本当に「痛切」という言葉がこれほど似合う小説は無いような気がします。僕はこの小説『砂糖菓子の弾丸は撃ちぬけない』の前に発表されたものだとばかり思い込んでいたのですが、こちらのほうが新しい作品なのですね。
正直、「物語」としての完成度というか、「まとまり」に関しては、『砂糖菓子』のほうが高いと思います。『少女には向かない職業』では、主人公の母親や男友達など、「物語の核になるはずなのに、途中で投げ出されてしまった登場人物」が目立つような気もしますし。
それでも、心にすごく重く響くことばが、この作品にもたくさん散りばめられているのです。
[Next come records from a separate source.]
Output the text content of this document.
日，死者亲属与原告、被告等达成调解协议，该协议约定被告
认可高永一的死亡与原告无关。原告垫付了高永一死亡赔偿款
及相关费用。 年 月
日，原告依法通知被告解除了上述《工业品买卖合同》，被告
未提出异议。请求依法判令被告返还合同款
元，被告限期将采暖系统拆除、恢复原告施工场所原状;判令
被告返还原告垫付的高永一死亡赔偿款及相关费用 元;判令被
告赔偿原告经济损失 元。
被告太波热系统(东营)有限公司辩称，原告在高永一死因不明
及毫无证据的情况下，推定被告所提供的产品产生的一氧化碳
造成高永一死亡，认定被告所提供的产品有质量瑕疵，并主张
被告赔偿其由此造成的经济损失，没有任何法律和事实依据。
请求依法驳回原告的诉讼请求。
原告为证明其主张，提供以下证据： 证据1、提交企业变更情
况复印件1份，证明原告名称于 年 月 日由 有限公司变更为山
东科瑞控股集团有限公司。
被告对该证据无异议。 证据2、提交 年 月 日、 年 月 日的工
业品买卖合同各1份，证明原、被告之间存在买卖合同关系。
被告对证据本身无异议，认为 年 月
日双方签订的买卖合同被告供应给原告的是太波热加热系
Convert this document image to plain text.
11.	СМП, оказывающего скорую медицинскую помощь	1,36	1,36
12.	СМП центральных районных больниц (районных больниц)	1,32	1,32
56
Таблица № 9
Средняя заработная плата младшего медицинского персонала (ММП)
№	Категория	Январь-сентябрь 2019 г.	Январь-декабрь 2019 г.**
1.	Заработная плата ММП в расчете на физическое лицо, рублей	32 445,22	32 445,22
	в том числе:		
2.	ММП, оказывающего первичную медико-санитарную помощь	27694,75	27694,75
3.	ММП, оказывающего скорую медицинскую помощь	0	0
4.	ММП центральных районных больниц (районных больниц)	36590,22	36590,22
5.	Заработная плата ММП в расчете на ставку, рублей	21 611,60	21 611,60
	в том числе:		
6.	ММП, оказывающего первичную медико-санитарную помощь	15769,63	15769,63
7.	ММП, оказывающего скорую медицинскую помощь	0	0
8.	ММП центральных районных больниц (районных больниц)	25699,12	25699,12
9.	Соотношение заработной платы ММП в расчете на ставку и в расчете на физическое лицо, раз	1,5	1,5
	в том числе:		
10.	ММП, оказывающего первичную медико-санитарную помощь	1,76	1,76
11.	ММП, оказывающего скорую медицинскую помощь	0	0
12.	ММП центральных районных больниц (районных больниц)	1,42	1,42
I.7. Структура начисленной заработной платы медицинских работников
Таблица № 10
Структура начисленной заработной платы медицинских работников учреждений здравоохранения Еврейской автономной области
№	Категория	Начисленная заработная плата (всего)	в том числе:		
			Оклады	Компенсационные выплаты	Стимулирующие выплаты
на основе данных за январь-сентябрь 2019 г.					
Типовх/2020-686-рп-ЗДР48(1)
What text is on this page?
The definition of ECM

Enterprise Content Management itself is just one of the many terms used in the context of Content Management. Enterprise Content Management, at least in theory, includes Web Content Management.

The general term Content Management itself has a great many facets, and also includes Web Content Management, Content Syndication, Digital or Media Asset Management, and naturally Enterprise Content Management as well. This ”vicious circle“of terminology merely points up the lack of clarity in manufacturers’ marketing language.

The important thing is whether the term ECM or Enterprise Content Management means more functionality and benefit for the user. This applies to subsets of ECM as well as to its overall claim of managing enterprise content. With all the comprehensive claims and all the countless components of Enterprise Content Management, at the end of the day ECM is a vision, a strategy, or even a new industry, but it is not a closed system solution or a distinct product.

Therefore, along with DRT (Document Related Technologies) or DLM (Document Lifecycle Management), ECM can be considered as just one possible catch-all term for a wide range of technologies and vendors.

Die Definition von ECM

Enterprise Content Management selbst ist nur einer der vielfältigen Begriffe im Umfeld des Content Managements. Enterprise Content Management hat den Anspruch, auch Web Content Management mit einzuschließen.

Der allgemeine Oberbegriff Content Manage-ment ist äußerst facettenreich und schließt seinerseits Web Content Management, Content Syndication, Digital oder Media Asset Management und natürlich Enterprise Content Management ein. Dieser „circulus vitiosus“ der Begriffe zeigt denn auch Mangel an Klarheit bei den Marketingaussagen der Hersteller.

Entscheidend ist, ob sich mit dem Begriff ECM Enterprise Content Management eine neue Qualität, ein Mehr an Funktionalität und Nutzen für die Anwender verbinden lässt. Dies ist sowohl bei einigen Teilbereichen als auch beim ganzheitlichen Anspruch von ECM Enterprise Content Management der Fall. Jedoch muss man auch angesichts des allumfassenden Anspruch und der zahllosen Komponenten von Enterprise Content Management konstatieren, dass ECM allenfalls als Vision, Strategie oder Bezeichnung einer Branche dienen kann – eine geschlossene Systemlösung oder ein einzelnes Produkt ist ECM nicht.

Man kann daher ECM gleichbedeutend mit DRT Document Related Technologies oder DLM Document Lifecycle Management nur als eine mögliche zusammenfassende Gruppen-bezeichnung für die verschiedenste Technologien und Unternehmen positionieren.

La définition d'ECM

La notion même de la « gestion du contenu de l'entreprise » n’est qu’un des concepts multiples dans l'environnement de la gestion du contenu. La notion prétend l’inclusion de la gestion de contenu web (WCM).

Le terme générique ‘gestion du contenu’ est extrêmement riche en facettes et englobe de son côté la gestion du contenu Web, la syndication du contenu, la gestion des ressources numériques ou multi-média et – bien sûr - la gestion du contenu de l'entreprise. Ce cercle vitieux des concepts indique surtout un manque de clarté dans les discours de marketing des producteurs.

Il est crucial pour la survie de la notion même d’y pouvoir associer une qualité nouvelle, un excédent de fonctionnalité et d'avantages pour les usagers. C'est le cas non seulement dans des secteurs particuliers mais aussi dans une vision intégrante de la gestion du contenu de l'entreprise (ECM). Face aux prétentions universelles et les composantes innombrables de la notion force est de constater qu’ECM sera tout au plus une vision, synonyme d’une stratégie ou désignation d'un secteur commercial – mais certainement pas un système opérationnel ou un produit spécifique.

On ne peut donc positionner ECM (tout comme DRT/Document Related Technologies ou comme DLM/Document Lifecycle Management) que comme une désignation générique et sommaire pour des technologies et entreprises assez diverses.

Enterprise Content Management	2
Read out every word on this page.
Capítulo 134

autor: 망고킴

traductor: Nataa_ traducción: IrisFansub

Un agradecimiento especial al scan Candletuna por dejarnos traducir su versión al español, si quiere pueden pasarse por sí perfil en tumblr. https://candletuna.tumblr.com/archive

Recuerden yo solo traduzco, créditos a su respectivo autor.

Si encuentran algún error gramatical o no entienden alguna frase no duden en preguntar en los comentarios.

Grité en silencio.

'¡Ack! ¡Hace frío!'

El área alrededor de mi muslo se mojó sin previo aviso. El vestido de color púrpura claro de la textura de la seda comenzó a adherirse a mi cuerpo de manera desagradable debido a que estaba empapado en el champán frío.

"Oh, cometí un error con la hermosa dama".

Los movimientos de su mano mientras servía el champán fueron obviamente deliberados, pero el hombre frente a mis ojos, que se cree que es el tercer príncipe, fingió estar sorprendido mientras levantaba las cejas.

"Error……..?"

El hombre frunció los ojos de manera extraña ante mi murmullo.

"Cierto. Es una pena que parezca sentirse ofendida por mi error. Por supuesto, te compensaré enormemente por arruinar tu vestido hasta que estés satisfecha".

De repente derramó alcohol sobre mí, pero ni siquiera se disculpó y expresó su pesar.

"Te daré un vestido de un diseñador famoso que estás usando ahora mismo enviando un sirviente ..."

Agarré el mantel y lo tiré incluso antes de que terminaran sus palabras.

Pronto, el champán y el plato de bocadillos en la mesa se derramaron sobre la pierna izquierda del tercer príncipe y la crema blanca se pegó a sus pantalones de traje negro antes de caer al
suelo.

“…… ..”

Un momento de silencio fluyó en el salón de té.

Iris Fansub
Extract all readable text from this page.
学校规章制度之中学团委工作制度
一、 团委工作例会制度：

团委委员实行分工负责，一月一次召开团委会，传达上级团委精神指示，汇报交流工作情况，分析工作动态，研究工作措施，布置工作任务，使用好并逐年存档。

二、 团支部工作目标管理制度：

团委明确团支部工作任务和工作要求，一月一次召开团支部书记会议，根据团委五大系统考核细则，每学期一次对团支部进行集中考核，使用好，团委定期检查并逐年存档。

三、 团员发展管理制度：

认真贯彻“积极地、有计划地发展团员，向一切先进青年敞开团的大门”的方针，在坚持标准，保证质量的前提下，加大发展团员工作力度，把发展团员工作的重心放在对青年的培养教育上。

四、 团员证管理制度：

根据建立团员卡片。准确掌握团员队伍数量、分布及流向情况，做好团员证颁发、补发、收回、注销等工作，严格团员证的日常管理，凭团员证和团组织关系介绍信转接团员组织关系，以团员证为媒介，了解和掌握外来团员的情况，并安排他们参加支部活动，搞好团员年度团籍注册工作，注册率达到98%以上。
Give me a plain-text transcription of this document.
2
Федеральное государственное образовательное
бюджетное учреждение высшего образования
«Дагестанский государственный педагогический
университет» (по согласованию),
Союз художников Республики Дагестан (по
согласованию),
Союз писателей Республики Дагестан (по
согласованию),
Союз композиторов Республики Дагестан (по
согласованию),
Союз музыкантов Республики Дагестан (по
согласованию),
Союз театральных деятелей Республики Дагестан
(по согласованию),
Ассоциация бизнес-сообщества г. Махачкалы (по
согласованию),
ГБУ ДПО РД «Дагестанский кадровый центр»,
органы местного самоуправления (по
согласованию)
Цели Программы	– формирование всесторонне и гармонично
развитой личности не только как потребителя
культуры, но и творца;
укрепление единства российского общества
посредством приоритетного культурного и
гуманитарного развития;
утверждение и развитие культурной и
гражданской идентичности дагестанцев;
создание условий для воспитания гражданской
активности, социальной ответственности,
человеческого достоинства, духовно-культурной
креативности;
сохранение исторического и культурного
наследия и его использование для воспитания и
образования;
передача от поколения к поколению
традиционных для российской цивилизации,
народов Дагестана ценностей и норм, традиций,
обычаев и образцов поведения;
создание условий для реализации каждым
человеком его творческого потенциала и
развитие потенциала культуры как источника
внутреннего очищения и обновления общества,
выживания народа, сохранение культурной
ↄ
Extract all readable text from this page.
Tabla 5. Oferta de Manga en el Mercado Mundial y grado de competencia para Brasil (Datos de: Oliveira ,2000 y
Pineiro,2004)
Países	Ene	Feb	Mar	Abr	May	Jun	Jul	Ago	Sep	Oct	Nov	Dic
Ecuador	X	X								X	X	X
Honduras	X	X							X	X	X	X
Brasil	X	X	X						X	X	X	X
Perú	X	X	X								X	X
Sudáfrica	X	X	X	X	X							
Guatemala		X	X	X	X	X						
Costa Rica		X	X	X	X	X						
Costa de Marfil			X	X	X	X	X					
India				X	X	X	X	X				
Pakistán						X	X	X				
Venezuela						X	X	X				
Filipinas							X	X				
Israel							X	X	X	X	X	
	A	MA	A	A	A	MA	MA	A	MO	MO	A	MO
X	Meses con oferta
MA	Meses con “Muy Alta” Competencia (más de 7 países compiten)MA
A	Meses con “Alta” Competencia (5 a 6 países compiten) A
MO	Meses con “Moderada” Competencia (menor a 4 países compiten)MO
先日、『トップランナー』で桜庭さん自身が朗読されていた。
ママはこのまま、葵のママじゃなくなってしまうのかな、と、ふと思った。
あたしはママがいちばん大事な人が誰か知っている。それは娘でも、死んだ夫でもないし、あの新しい恋人でもない。きっと”若いころの自分”なんだ。都会にいて、何者かになるはずだった、若くって美人の女の子。その子は永遠にママの心の中で生き続けている。若くてきれいで生意気で、可能性に満ちあふれたままで。ママはこんなつまらない島にいるこんな自分じゃない、べつのなにかになりたいんだ。そのためなら、いまからだって、いつだって、ママはいくらでも捨てられる。ママはほんとにここじゃないどこかに行ってしまうかもしれない。
でも、ママ……。
あたしはここにいる。
ママが認めても、認めなくても。愛してても、うまく愛せなくても。つまらない現実の象徴みたいに、”ママの娘”はここにずっと存在しちゃってる。
重荷と思わないで。なるべく軽くなるから。
もうすでに子供を持つ親であっても全然おかしくない年齢にもかかわらず、自分の子供を愛する自信が持てない僕にとっては、なんだかとても『重い』文章です。「自分の子供から見た、親としての自分」みたいなものを想像すると、本当に気が滅入ってしまうんですよね……
やはり僕には、人の親になる資格がないのだろうか……
桜庭さんのファンにとっては、「とりあえず読んでおくべき作品」ではあると思います。ミステリ・マニアにとっては、ちょっと物足りないかな。